Más aún: en Son and Father Peter Blos subrayó la importancia que para el varón tiene el padre preedípico: no el padre rival, sino el padre amado.
Yo quisiera, aquí, reconocer la importancia que para el niño tiene el padre preedípico de Blos y el padre edípico de Freud pero, al mismo tiempo, quisiera, también, denunciar el contrabando de estereotipos patriarcales que estas afirmaciones introducen. Quiero decir: aun la insistencia en la identificación del varón con el padre amado no hace otra cosa que reforzar la narrativa clásica que supone la coherencia de la identidad masculina lograda a partir de la distancia de nuestras “posesivas madres”; distancia que solo anticipa aquella que luego deberíamos mantener de las demás mujeres.
En definitiva, no quisiera aludir al padre solo como interdictor, como competidor edípico o como modelo ideal de identificación tal cual lo ha venido haciendo, hasta ahora, el psicoanálisis clásico. A partir del análisis de varones, alguno de ellos muy pequeños- puedo afirmar que el niño busca en el padre, en el cuerpo del padre, la posibilidad de encontrar antes que a un rival o a un ideal para identificarse; antes que al garante de la desidentificación de la madre; el niño busca en el padre al dueño de las claves de su subjetividad. El niño reclama en la proximidad corporal con el padre -no solo en la mirada referencial, o en la palabra autorizada- el alimento para lograr su independencia, su autonomía, su individuación. Pero no la independencia y la autonomía de la madre, sino la independencia de la tiranía que los imperativos patriarcales le imponen desde los inicios de su vida.

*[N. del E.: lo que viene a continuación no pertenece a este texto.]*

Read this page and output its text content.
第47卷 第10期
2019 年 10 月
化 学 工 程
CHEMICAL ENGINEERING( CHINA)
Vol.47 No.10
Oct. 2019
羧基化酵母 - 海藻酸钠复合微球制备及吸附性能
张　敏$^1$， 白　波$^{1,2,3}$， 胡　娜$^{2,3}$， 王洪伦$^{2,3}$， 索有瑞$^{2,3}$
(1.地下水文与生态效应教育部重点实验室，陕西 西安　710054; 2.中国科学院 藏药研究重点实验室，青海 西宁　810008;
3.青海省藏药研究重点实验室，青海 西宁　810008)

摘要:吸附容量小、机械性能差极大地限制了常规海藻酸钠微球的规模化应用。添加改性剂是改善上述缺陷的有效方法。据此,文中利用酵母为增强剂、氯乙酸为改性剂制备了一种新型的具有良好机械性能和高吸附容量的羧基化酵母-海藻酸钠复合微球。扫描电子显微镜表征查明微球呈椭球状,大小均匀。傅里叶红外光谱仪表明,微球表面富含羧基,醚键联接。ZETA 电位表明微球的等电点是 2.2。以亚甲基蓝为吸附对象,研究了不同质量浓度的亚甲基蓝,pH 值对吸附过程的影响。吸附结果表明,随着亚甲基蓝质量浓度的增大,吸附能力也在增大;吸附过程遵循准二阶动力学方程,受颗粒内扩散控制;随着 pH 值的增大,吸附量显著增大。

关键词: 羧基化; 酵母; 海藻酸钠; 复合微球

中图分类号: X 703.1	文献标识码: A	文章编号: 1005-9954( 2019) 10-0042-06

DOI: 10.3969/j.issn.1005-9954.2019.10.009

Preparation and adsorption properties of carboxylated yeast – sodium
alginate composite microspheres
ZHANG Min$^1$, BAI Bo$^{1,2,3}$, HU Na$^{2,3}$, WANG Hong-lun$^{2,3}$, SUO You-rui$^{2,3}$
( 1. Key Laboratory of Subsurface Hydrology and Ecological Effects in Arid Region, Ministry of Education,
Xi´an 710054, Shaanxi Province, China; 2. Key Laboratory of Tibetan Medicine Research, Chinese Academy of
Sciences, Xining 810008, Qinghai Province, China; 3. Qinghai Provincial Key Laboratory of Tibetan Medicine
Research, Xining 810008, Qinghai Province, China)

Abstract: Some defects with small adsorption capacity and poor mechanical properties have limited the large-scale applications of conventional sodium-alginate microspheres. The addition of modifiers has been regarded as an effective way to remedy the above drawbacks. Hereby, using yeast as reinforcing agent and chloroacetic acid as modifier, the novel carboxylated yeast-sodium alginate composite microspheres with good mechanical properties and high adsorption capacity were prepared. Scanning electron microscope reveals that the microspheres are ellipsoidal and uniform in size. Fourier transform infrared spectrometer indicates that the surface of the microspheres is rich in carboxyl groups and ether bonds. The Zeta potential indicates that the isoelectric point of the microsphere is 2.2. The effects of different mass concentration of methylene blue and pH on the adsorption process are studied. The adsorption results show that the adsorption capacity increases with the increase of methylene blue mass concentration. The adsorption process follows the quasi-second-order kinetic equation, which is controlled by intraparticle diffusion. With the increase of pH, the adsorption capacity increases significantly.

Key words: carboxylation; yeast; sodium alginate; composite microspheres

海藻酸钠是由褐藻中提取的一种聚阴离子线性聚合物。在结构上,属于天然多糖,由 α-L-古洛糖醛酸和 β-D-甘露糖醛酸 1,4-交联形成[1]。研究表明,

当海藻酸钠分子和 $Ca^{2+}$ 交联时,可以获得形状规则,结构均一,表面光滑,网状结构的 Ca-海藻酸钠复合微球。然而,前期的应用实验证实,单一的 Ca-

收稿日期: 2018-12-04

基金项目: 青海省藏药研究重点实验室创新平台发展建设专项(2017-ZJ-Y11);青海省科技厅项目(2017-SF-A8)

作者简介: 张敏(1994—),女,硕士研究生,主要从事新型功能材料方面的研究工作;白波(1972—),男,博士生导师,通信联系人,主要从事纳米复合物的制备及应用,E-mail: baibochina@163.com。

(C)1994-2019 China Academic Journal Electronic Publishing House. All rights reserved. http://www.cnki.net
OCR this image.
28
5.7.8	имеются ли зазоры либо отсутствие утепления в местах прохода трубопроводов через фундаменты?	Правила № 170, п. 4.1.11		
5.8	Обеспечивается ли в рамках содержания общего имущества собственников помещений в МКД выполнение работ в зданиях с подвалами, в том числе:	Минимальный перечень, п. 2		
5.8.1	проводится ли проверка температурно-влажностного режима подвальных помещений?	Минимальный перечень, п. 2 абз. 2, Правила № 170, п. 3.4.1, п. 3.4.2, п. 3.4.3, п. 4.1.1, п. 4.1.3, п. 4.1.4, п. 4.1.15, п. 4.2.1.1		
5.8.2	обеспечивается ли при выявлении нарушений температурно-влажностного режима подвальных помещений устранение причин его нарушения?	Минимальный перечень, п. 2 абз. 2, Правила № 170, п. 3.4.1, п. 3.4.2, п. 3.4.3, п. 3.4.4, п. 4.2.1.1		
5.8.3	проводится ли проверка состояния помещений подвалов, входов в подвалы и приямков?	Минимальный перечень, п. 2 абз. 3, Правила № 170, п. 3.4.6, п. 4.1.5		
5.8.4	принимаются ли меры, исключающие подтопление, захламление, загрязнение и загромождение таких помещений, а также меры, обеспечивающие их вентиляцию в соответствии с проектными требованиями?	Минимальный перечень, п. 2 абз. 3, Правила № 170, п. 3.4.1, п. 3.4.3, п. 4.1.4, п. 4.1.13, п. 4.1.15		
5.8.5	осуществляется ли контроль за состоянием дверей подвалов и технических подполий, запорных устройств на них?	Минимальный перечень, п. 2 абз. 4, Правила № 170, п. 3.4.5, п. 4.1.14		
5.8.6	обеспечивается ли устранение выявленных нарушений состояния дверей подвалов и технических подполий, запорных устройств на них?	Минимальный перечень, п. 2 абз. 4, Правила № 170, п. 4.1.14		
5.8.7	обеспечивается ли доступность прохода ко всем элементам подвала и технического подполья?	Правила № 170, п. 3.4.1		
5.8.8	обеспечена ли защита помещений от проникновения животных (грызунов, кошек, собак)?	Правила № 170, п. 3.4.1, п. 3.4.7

Esto supone que además de mirarlos a la distancia, además de hablarles a los hijos, además de tirarse al suelo para luchar “de jugando” con ellos, además de llevarlos a la cancha tomados de la mano, los padres deberían tocarlos, deberían acariciarlos, tenerlos en brazos, alimentarlos, higienizarlos, abrigarlos. El no hacerlo, la distancia del padre, permite que el varón, seguramente, pase de tomar al padre como objeto de amor, a identificarse con él. Pero, también, supone identificarse con él a la manera de él. Esto es: ejerciendo la violencia sádica o la sumisión homosexual a través de las cuales los varones reproducimos los estereotipos de la masculinidad que el patriarcado impone y que César narra magistralmente en su libro.
Pues bien: César escribió un libro de cuentos, un libro de cuentos donde aparece el psicoanalista. El libro tuvo la virtud de incitarme a reflexionar acerca de la relación de los padres con los hijos y, más aun, tuvo la virtud de invitarme a recapacitar acerca de la relación con mi padre y de la relación con mi hijo. De modo tal que a medida que me internaba en el universo íntimo del texto, fueron apareciendo aquellas experiencias que dejaron su huella más profunda en mí.
Pues bien: César escribió. Yo solo soy su lector. La escritura, ya se sabe, está del lado de lo fijo, de lo inmutable; es, si se quiere, conservadora. Por el contrario, la lectura está del lado de lo efímero, es siempre innovadora. La lectura es ese acto singular que resiste indoblegable a cualquier imposición de sentido. En principio porque la lectura no está inscripta en el libro y, a despecho de la intención que como autor pueda asignarle, la interpretación que del texto hagamos nosotros queda libre de volar por donde César no lo ha previsto. Entonces, ya que este libro no existe a no ser por la significación que nosotros como lectoras y lectores podamos otorgarle, aceptemos el desafío de llenarlo de sentido.
César escribió. Ahora, léanlo. Transiten el libro, circulen por su texto, háganlo volar, pasen y repasen por su imaginación, por el horror y la ironía, por el suspenso y la esperanza. Llévenlo allí donde el no pudo imaginarlo. Y, por sobre todo, disfrútenlo como lo he disfrutado yo.